Несколько моих жизней: Воспоминания. Записные книжки. Переписка. Следственные дела - стр. 69
Но все, напечатанное до «Гадюки», встречалось как писания эмигранта, как квалифицированные рассказы в сущности ни о чем.
«Гадюка» сделала Толстого уже советским писателем, вступающим на путь проблемной литературы на материале современности.
Алексей Толстой не вступал ни в РАПП, ни в «Перевал».
Особое место в литературной жизни тех лет занимало издательство «Каторга и ссылка»[254] – при Обществе политкартожан и ссыльнопоселенцев. Герои легендарной «Народной воли» были еще живы. Вера Николаевна Фигнер[255] – напечатала свой многотомный «Запечатленный труд», Николай Морозов[256] – так же, как и Фигнер, просидевший в Шлиссельбурге всю жизнь, выступал с докладами, воспоминаниями, с книгами.
Мы видели людей, чья жизнь давно стала легендой. Эта живая связь с революционным прошлым России и ныне не утрачена. В прошлом году я был на вечере в здании Университета на Ленинских горах – на юбилее знаменитых Бестужевских курсов[257]. Мария Ильинична Ульянова, Н. Крупская были бестужевками.

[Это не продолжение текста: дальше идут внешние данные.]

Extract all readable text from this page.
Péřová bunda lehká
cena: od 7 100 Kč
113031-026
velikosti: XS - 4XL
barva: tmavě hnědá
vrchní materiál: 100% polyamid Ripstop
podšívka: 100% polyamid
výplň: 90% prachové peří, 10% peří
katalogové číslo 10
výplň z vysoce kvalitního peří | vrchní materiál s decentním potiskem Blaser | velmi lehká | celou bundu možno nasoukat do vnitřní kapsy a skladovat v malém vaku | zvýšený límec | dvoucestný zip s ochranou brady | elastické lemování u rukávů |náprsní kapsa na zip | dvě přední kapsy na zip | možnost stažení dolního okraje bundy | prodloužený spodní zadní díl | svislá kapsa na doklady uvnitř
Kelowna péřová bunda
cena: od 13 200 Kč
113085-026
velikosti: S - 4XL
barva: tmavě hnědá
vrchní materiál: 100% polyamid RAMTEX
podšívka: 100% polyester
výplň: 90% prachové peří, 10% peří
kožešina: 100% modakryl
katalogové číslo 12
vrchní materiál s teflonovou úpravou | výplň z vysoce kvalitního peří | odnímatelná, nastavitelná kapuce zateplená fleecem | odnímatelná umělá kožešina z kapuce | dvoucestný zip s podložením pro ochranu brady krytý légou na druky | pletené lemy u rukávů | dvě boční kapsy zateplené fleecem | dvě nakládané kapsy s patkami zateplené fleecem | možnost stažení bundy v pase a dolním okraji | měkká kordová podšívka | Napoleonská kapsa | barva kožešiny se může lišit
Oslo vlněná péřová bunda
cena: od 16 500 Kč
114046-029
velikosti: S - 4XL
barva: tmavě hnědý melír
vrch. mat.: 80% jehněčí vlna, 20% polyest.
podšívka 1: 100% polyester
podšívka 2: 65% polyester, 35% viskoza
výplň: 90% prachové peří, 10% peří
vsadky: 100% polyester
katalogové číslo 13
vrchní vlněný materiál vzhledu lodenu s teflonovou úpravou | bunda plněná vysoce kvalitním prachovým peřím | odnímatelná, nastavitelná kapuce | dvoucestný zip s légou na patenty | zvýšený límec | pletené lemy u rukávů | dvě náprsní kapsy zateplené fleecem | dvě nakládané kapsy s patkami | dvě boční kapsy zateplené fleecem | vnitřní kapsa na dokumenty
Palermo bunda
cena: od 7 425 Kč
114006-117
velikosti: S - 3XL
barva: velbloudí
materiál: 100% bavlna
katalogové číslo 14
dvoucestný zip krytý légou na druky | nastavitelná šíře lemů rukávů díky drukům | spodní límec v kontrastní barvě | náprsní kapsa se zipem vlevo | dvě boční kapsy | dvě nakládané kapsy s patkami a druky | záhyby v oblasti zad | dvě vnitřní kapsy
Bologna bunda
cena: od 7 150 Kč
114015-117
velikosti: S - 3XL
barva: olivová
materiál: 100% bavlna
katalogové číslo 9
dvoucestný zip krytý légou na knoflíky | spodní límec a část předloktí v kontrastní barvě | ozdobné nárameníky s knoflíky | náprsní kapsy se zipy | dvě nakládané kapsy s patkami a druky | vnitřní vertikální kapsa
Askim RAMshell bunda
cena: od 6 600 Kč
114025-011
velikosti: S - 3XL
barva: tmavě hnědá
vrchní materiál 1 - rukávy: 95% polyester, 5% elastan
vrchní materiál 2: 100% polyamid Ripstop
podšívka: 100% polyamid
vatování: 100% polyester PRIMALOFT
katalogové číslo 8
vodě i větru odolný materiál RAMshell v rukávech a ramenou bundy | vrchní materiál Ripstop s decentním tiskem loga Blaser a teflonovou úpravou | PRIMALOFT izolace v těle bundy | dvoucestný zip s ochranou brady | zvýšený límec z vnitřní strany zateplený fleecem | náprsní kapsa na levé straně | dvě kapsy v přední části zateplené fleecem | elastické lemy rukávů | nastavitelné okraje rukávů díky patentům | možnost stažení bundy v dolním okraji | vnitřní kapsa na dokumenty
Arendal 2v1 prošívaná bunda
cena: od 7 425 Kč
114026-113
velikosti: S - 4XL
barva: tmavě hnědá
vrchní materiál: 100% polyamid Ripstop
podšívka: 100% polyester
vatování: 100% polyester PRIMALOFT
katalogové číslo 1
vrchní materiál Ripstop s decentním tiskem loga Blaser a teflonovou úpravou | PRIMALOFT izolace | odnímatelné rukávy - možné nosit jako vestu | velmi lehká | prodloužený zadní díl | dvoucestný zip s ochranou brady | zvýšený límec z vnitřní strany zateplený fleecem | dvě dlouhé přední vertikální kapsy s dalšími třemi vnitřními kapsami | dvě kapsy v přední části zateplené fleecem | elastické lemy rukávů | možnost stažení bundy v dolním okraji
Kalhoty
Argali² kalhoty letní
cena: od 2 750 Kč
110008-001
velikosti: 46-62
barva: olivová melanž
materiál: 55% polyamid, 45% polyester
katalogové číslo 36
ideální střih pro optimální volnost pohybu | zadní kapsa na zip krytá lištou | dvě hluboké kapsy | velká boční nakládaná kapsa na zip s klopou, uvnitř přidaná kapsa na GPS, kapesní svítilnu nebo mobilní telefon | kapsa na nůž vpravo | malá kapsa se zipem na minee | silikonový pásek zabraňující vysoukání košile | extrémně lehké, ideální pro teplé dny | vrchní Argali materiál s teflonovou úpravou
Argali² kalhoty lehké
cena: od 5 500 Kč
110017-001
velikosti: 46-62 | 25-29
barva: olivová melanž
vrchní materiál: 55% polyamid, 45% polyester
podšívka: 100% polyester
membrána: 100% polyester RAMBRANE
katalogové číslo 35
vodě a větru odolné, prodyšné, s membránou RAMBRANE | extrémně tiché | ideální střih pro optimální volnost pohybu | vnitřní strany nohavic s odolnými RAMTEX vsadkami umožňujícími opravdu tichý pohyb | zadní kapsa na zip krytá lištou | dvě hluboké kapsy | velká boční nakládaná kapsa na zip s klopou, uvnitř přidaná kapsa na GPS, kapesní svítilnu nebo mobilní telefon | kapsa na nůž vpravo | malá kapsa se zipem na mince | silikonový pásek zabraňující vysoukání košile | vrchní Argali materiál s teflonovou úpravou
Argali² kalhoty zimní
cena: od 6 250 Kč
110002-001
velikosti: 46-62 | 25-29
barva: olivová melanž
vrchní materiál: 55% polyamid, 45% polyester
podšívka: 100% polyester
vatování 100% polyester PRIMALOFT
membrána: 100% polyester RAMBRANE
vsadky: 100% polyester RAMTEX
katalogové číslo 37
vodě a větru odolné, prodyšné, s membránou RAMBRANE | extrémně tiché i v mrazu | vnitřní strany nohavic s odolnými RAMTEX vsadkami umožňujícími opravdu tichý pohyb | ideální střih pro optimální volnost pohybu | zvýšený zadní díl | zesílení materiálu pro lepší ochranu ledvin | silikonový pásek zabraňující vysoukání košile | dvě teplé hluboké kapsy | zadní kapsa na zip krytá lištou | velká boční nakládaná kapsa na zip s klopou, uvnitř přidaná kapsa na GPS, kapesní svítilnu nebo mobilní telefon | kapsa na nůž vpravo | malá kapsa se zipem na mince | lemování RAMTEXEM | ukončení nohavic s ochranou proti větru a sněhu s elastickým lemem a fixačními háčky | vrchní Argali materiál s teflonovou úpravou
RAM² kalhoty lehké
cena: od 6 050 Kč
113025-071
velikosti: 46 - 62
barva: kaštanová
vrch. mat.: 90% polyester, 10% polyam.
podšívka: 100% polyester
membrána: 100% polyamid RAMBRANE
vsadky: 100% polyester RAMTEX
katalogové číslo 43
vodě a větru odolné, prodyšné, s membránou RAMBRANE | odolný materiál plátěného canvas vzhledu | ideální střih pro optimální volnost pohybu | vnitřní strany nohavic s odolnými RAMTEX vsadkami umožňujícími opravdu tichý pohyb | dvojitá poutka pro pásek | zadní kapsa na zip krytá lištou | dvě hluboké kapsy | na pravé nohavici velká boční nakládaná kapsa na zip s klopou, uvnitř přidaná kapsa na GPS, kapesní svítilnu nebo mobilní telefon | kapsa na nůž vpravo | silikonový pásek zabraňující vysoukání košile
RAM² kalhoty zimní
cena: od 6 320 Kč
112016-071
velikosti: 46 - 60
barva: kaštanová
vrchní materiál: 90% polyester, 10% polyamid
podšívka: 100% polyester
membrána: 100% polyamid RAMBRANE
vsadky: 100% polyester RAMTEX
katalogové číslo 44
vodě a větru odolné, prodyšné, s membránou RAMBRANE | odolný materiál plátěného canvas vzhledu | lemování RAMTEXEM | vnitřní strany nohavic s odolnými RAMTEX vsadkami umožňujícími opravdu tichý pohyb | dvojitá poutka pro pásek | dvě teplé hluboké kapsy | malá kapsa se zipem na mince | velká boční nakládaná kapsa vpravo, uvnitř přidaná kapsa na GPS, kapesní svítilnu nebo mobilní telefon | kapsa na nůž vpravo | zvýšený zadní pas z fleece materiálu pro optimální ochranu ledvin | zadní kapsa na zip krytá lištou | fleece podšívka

Еще живы были деятели высшего женского образования в России – синие скромные платья, белые кружева, седые волосы, простые пластмассовые гребни. Необычайное волнение ощущал я на этом вечере – то же самое чувство, что и на «мемуарных» вечерах когда-то в клубе б. политкаторжан.
Двадцатые годы были временем выхода всевозможных книг о революционной деятельности. Исторические журналы открывались один за другим.
(Пастернак. «Девятьсот пятый год»)
Очень важно видеть этих людей живыми, наяву.
Я помню приезд в Москву Постава Инара[258] – участника Парижской коммуны, седого крепкого старика.
Связь времен, преемственность поколений ощущалась как-то необычайно ярко.
Писательская жизнь шла в литературных объединениях. Никакого организованного общения с деятелями науки или других искусств писатели не имели.
Уже позднее, с начала тридцатых годов, получил я приглашение из Дома писателей на встречу работников науки и искусства. Я пошел. Председательствовал Семашко[259]. Вересаев оживленно наводил на выступавших свой слуховой рожок. Из ученых были братья Завадовские[260], Лискун[261], еще молодой тогда математик Гельфонд[262]. Все деятели науки были выше писателей на целую голову в общекультурном смысле. Они все читали, все знали из тех предметов, которые полагается знать писателю. Писатели же выглядели убого. Вересаев[263] пробормотал несколько слов о пользе переводов Гесиода и Вергилия и сел.